In questo nuovo anno saranno tante le ricorrenze e gli anniversari particolarmente significativi attinenti la storia della frontiera adriatica.
A partire dai 110 anni dall’entrata del Regno d’Italia in quella che i contemporanei chiamarono Grande Guerra, ma che per tanti giuliani, trentini, fiumani, dalmati e irredentisti fu vissuta coma la Quarta Guerra d’Indipendenza, quella che avrebbe portato a compimento il percorso risorgimentale dell’unificazione italiana.
80 anni poi dalla fine della Seconda Guerra Mondiale, cui avrebbero fatto però seguito pesanti strascichi. Rimase infatti aperta la questione del confine orientale, ove le formazioni partigiane comuniste jugoslave avevano scatenato la seconda ondata di stragi nelle foibe e compiuto un significativo passo avanti nel progetto annessionistico nei confronti di Trieste, Gorizia, Istria, Fiume e Zara. Lungo e funestato da ulteriori lutti (strage di Vergarolla in primis, ma anche l’annientamento del Comitato di Liberazione Nazionale in Istria ed il martirio in odium fidei di Don Bonifacio ad esempio) sarebbe stato il dopoguerra giuliano scandito dall’incrementarsi quotidiano dell’emergenza umanitaria che la Repubblica italiana giovane, fragile e disastrata dal conflitto avrebbe affrontato di fronte all’Esodo.
50 anni, poi, dalla firma del Trattato di Osimo, la conclusione dal punto di vista diplomatico della complessa ridefinizione del confine italo-jugoslavo. Un trattato stipulato in maniera occulta, addirittura bypassando il Ministero degli Esteri, il quale stava conducendo la trattativa tenendo presente l’interesse nazionale ed i margini di manovra che il diritto internazionale riconosceva all’Italia.

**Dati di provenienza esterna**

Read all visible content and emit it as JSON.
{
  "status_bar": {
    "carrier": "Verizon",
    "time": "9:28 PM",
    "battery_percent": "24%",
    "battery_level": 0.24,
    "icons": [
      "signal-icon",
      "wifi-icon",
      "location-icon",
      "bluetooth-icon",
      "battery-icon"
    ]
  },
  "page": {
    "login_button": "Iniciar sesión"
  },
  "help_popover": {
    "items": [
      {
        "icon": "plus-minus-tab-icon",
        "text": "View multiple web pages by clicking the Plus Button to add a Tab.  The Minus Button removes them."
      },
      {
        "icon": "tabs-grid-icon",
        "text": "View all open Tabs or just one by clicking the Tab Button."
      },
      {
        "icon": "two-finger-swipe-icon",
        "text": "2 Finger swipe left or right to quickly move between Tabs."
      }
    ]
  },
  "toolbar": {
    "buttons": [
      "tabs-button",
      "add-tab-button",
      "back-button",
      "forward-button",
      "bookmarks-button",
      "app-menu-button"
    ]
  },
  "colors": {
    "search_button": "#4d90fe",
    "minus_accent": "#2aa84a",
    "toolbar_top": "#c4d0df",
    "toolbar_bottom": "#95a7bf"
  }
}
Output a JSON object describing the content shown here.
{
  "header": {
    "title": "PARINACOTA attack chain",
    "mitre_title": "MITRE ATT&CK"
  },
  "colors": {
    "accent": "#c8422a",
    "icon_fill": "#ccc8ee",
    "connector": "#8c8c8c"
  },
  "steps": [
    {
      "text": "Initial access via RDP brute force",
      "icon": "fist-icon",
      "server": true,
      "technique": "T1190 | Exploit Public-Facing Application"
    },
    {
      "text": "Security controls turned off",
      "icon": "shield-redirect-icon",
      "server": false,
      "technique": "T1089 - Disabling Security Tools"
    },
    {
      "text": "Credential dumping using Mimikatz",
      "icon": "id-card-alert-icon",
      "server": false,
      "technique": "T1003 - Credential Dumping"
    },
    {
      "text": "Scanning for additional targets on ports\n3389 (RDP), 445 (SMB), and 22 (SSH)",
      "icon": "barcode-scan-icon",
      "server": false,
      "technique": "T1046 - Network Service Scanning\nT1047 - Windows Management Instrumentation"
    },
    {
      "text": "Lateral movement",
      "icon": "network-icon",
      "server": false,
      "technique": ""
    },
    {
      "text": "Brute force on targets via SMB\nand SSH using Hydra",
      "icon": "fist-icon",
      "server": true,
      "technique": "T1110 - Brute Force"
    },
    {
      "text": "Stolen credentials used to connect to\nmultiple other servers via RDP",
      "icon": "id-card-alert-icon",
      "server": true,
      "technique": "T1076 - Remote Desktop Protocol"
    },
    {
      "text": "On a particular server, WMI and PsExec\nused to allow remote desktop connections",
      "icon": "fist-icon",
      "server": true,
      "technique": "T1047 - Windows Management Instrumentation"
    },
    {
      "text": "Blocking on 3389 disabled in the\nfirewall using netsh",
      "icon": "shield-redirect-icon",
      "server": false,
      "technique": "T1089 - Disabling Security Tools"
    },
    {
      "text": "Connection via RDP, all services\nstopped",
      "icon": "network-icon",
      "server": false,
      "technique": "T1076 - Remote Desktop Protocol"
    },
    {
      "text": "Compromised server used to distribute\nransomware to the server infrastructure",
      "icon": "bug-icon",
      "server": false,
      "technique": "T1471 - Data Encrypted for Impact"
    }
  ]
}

Un trattato firmato in fretta e furia scaricando sui triestini e gli esuli istriani decisioni tanto inattese quanto prive di coinvolgimento nel processo decisionale. Si trattò di una manifestazione del potere assoluto della partitocrazia romana, la quale mise di fronte al fatto compiuto anche le sue emanazioni locali, che in effetti furono attraversate da una profonda crisi che avrebbe portato a espulsioni, fuoriuscite e mancate ricandidature. Ma soprattutto alla nascita del movimento civico della Lista per Trieste, un antesignano a livello nazionale di quelle che sarebbero state le pulsioni autonomiste della politica italiana avviatesi a fine anni Ottanta e che oggi animano il dibattito sull’autonomia differenziata.
Ma il 2025 non avrà solamente gli occhi rivolti al passato, sarà pure un anno che guarderà al futuro, alla cooperazione ed alla convivenza in quest’area di frontiera. Sarà un anno che verrà ricordato come quello in cui per la prima volta la Capitale Europea della Cultura è un evento transfrontaliero, in cui Nova Gorica ha ottenuto il prestigioso riconoscimento sì in rappresentanza della Slovenia, ma coinvolgendo Gorizia. Una città che si riunisce dopo che la linea di confine definita dal Trattato di Pace del 10 febbraio 1947 l’aveva attraversata, divisa e lacerata. Una città che supera il trauma di un tracciato di mattoni e filo spinato che riecheggiava in maniera angosciante quel Muro di Berlino che più di tutto rappresentò agli occhi del mondo la divisione dell’Europa e del mondo in due blocchi contrapposti che si confrontavano nelle dinamiche della Guerra Fredda. Il fulcro di GO!2025 (è questo lo slogan della duplice Capitale Europea della Cultura) sarà Piazza della Transalpina, ove questo confine artificiale ed artificioso separava il capoluogo isontino dalla sua periferia orientale che la dittatura comunista jugoslava aveva trasformato in una città di fondazione, i cui allucinanti palazzoni del socialismo reale avrebbero dovuto rappresentare i trionfi del proletariato agli occhi del mondo capitalista. Mondo capitalista che sosteneva finanziariamente il progetto economico di Belgrado dell’autogestione e che aveva legato a sé la Jugoslavia leader dei “Non allineati” con un’alleanza militare con Grecia e Turchia che facevano parte della NATO, ma questa è un’altra storia… La storia che il 2025 lascerà in eredità ai posteri è quella di due città divise e contrapposte che hanno dato vita ad un Gruppo Europeo di Cooperazione Trasnfrontaliera tra i più virtuosi, ad una Capitale Europea della Cultura che ha superato le conflittualità ed ha proiettato con ancora maggiore convinzione una regione di confine in una dimensione europea di riconoscimento delle proprie specificità e vicende storiche ma tenendo presente ciò che unisce e non ciò che separa.